Compute Concentration

The data reveals that even the largest AI models consume less than 1% of their parent organization's estimated peak annual FLOP capacity. For example:

Gemini 1.0 Ultra ($5 \times 10^{25}$ FLOPs) represents only 0.129% of Google DeepMind's annual capacity
Claude 3.5 Sonnet ($4.98 \times 10^{25}$ FLOPs) represents 0.220% of Anthropic/Amazon's capacity
GPT-4o ($3.81 \times 10^{25}$ FLOPs) represents 0.088% of Microsoft/OpenAI's capacity

Implications for ABC

These findings support the thesis argument that current AI training dramatically underutilizes available computing resources.
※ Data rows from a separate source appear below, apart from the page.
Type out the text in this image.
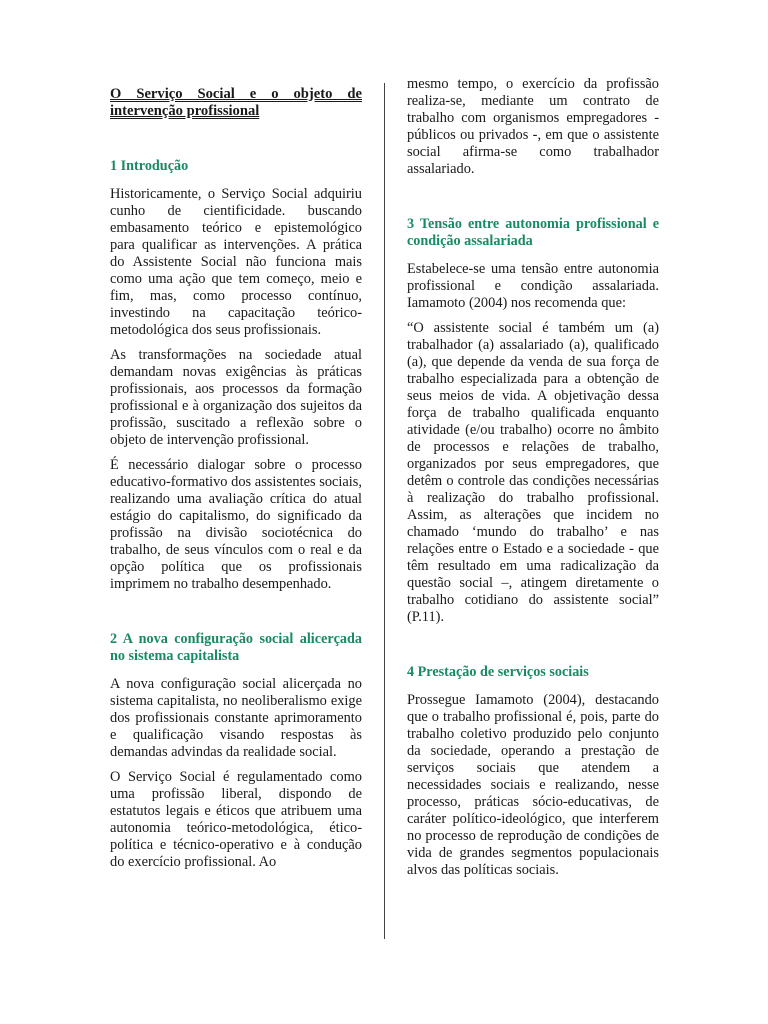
O Serviço Social e o objeto de intervenção profissional

1 Introdução

Historicamente, o Serviço Social adquiriu cunho de cientificidade. buscando embasamento teórico e epistemológico para qualificar as intervenções. A prática do Assistente Social não funciona mais como uma ação que tem começo, meio e fim, mas, como processo contínuo, investindo na capacitação teórico-metodológica dos seus profissionais.

As transformações na sociedade atual demandam novas exigências às práticas profissionais, aos processos da formação profissional e à organização dos sujeitos da profissão, suscitado a reflexão sobre o objeto de intervenção profissional.

É necessário dialogar sobre o processo educativo-formativo dos assistentes sociais, realizando uma avaliação crítica do atual estágio do capitalismo, do significado da profissão na divisão sociotécnica do trabalho, de seus vínculos com o real e da opção política que os profissionais imprimem no trabalho desempenhado.

2 A nova configuração social alicerçada no sistema capitalista

A nova configuração social alicerçada no sistema capitalista, no neoliberalismo exige dos profissionais constante aprimoramento e qualificação visando respostas às demandas advindas da realidade social.

O Serviço Social é regulamentado como uma profissão liberal, dispondo de estatutos legais e éticos que atribuem uma autonomia teórico-metodológica, ético-política e técnico-operativo e à condução do exercício profissional. Ao

mesmo tempo, o exercício da profissão realiza-se, mediante um contrato de trabalho com organismos empregadores - públicos ou privados -, em que o assistente social afirma-se como trabalhador assalariado.

3 Tensão entre autonomia profissional e condição assalariada

Estabelece-se uma tensão entre autonomia profissional e condição assalariada. Iamamoto (2004) nos recomenda que:

“O assistente social é também um (a) trabalhador (a) assalariado (a), qualificado (a), que depende da venda de sua força de trabalho especializada para a obtenção de seus meios de vida. A objetivação dessa força de trabalho qualificada enquanto atividade (e/ou trabalho) ocorre no âmbito de processos e relações de trabalho, organizados por seus empregadores, que detêm o controle das condições necessárias à realização do trabalho profissional. Assim, as alterações que incidem no chamado ‘mundo do trabalho’ e nas relações entre o Estado e a sociedade - que têm resultado em uma radicalização da questão social –, atingem diretamente o trabalho cotidiano do assistente social” (P.11).

4 Prestação de serviços sociais

Prossegue Iamamoto (2004), destacando que o trabalho profissional é, pois, parte do trabalho coletivo produzido pelo conjunto da sociedade, operando a prestação de serviços sociais que atendem a necessidades sociais e realizando, nesse processo, práticas sócio-educativas, de caráter político-ideológico, que interferem no processo de reprodução de condições de vida de grandes segmentos populacionais alvos das políticas sociais.
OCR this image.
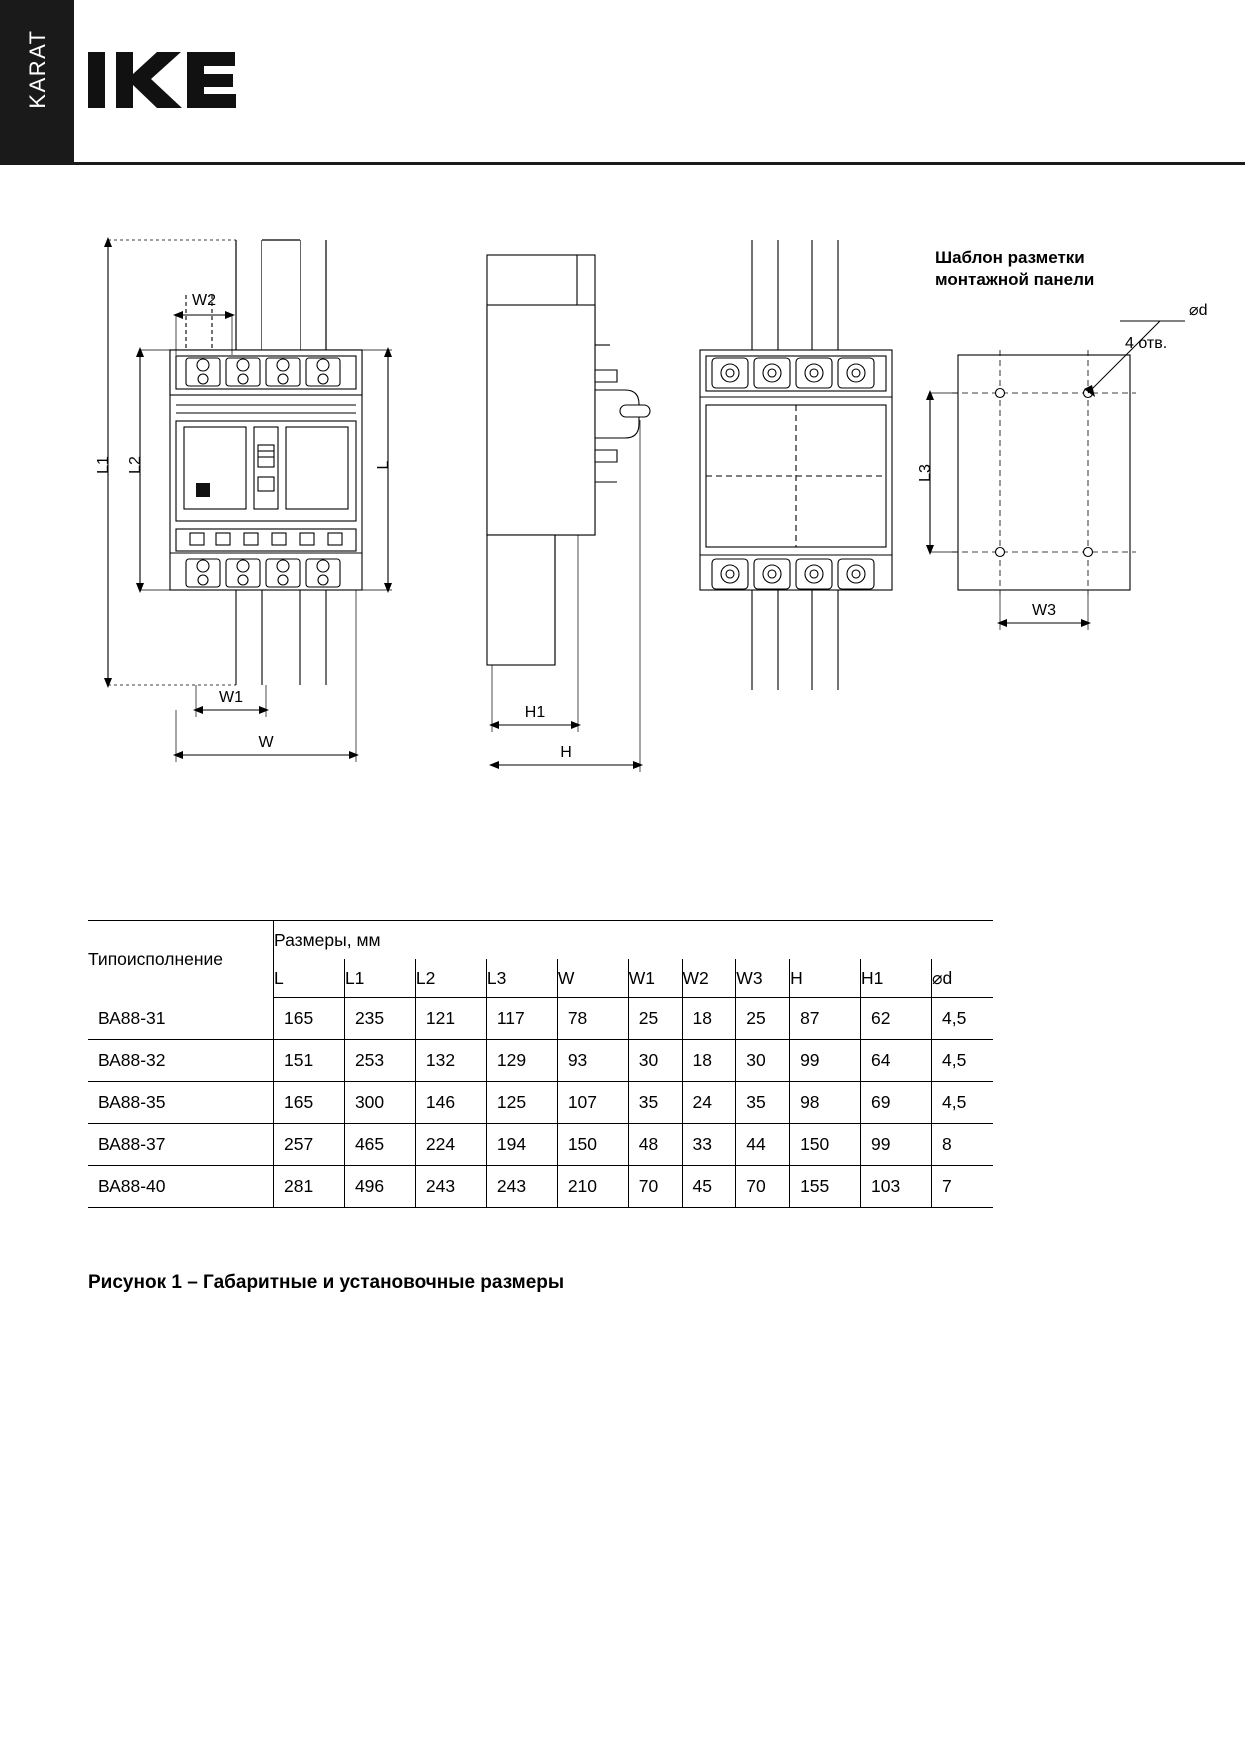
KARAT
L1 L2	L
W2
W1
W
H1
H
L3
W3
⌀d
4 отв.
Шаблон разметки
монтажной панели
Типоисполнение	Размеры, мм										
	L	L1	L2	L3	W	W1	W2	W3	H	H1	⌀d
ВА88-31	165	235	121	117	78	25	18	25	87	62	4,5
ВА88-32	151	253	132	129	93	30	18	30	99	64	4,5
ВА88-35	165	300	146	125	107	35	24	35	98	69	4,5
ВА88-37	257	465	224	194	150	48	33	44	150	99	8
ВА88-40	281	496	243	243	210	70	45	70	155	103	7
Рисунок 1 – Габаритные и установочные размеры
If organizations are using less than 1% of their compute for their flagship models, this suggests:

Significant compute overhead for experimentation and hyperparameter tuning (potentially 100x the final training run)
Large amounts of compute dedicated to inference rather than training
Substantial untapped capacity that could be unlocked through better coordination mechanisms like ABC

Scaling Trends

The most recent frontier models (2024) train at approximately $10^{25}$ FLOPs, representing a roughly 100x increase from GPT-3's $3 \times 10^{23}$ FLOPs in 2020. This exponential scaling continues to validate the importance of access to compute resources for AI capability development.